Businesses and their affiliates with over $1 million of taxable service and other activities B&O income in the previous calendar year pay taxes at the service and other activities B&O rate of 1.75 percent. All others pay taxes at the service and other activities B&O rate of 1.5 percent.
Business and Occupation Tax Deduction for First Mortgage Interest. A B&O tax deduction is available to financial institutions for interest earnings on investments or loans secured by first mortgages or deeds of trust on residential properties. An originating lender that sells mortgage loans onto the secondary market but continues to service the loans, may deduct the fees for servicing these loans. This exemption is limited to community banks, which are located in less than ten states. A financial business that is located in more than ten states may not deduct from B&O tax amounts received from interest earnings on loans secured by first mortgages or deeds of trust on residential properties.
The deduction of interest on investments or loans secured by first mortgages or deeds of trust for entities engaged in banking, loan, security, or other financial business is limited to interest received on investments or qualified loans.
A qualified loan is a loan provided to a qualified buyer and a qualified buyer includes the following definitions:
By December 15th, 2024, and each December 15th thereafter, the Department of Revenue (DOR) is directed to estimate any increase in state general fund revenues as a result of limiting this deduction and notify the state treasurer of the estimated amounts. Beginning January 1, 2025, and by each January 1st thereafter, the state treasurer must transfer the estimated amount determined by DOR from the general fund into the housing trust fund. DOR may not make any adjustments to the estimate after the state treasurer makes the fund transfer.
The bill applies to interest received on or after August 1, 2023.
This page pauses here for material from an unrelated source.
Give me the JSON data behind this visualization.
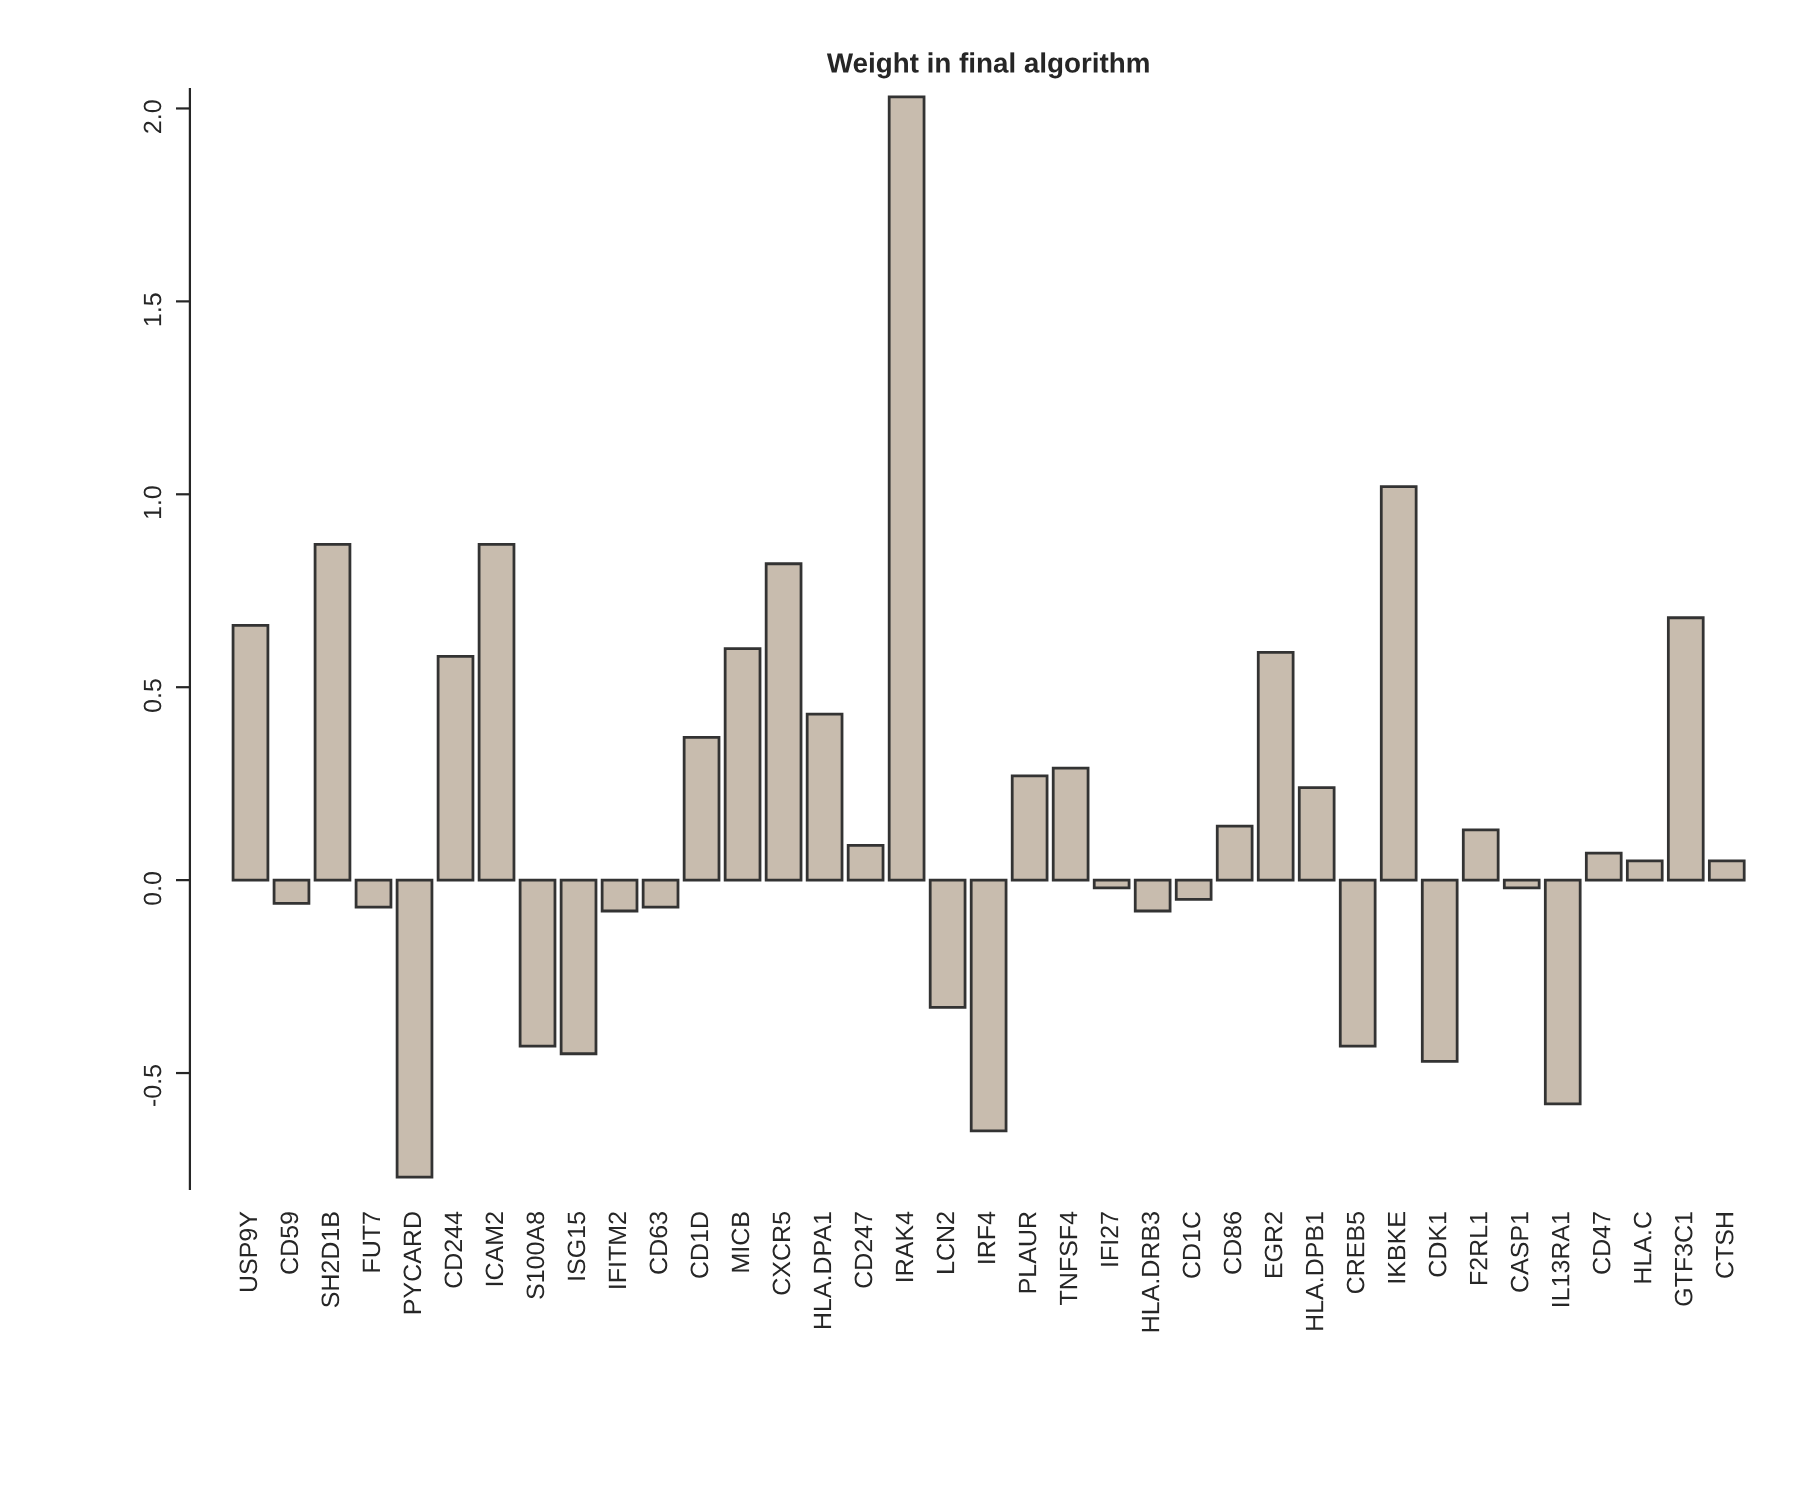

The committee recommended a different version of the bill than what was heard. PRO: Washington is experiencing a housing crisis. We need all options on the table to create more housing. The state needs more housing overall and increased access to that housing for all income levels. The original deduction was given on the idea that mortgage interest rates could be offered at a lower rate if the institutions were able to deduct interest on taxes. The housing market has been nationalized and local lenders can't make a huge difference with respect to interest rates in their local areas. The revenue from the repeal of the deduction would go to the housing trust fund, which has been successful historically. Development of affordable housing often relies on limited public funding. Increasing public funding for affordable housing would be beneficial. The state should explore creative and innovative ways to bridge the housing market gap like this one.
CON: Large national banks do not enjoy the deduction. This deferral is only used by community banks and local lenders. Many banks have stopped or slowed mortgage lending and eliminating the exemption would reduce the supply of mortgage credit for borrowers. Some people are willing to pay the premium to keep the money in the community, but there’s a limit to the premium they’re willing to pay. Many beneficial programs tailored to communities may be at risk should this deduction be repealed. Some smaller banks can create affordable loan programs at a lower rate than national banks and this bill would limit the ability for smaller banks to provide the lower rates. Now is not the time to place more tax burden on small lending entities. This proposal will do more to exacerbate the housing problem than to solve it. If you want more of something you subsidize it, if you want less, you tax it. The business of mortgages has shifted to independent mortgage lenders instead of banks.